Um den Absentismus einzuschränken, verschickten die Gebietskrankenkassen im Vorjahr rund 1,1 Mio. Vorladungen zum ärztlichen Dienst. Darüber hinaus fanden fast 93.000 Kontroll- und Hausbesuche statt. Das bedeutet, dass 2017 im Schnitt mehr als ein Fünftel der Krankenstandsfälle der Beschäftigten und Arbeitslosen einer Form von Kontrolle unterzo- gen wurde. Zwischen den einzelnen Gebietskrankenkassen bestehen hinsichtlich des Umfangs und der Gewichtung der Kontrollmaßnahmen jedoch zum Teil erhebliche Unterschiede. So haben beispielsweise die niederösterreichische und die burgenländische Gebietskrankenkasse die stichprobenartigen Hauskontrollen bei Krankenständen weitgehend abgeschafft, während dieses Instrument in Tirol und Kärnten überproportional stark eingesetzt wird.
„Aus den vorliegenden Auswertungen der Gebietskrankenkassen sind keine Rückschlüsse auf die Verbreitung von Absentismus möglich“, schreiben die Studienautoren. Denn Beanstandungen und Verwarnungen werden nicht einheitlich erfasst. „Der Austausch zwischen den Trägern und die gemeinsame Evaluierung der bisher durchgeführten Kontrollmaßnahmen könnten einen Beitrag leisten, um sowohl die Effektivität als auch die Effizienz der Kontrollen zu erhöhen“, schreiben die Wifo-Autoren.

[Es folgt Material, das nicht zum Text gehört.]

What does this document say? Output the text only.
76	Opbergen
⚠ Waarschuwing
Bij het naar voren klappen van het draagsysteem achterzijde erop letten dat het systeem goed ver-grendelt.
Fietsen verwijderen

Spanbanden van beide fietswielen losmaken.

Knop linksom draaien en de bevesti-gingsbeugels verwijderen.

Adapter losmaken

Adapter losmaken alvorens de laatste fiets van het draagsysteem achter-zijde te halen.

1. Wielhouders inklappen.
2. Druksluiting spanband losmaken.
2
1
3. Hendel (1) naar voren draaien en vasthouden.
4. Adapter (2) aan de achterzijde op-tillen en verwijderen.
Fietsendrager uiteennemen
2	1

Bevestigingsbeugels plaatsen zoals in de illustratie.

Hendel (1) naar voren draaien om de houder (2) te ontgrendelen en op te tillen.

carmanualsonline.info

Der Bericht geht auch kurz auf die Rolle der Ärzte ein. „Bei objektiv nicht überprüfbaren Symptomen, wie beispielsweise Rückenschmerzen, sind die Mediziner auf die Aussagen ihrer Patienten angewiesen und können diese nur bedingt hinterfragen bzw. nur anzweifeln, indem sie das Vertrauensverhältnis zu ihren Patienten gefährden“, heißt es in dem Bericht. Hier schlagen die Wifo-Autoren unter anderem einheitliche Richtlinien für den Krankschreibungsprozess vor.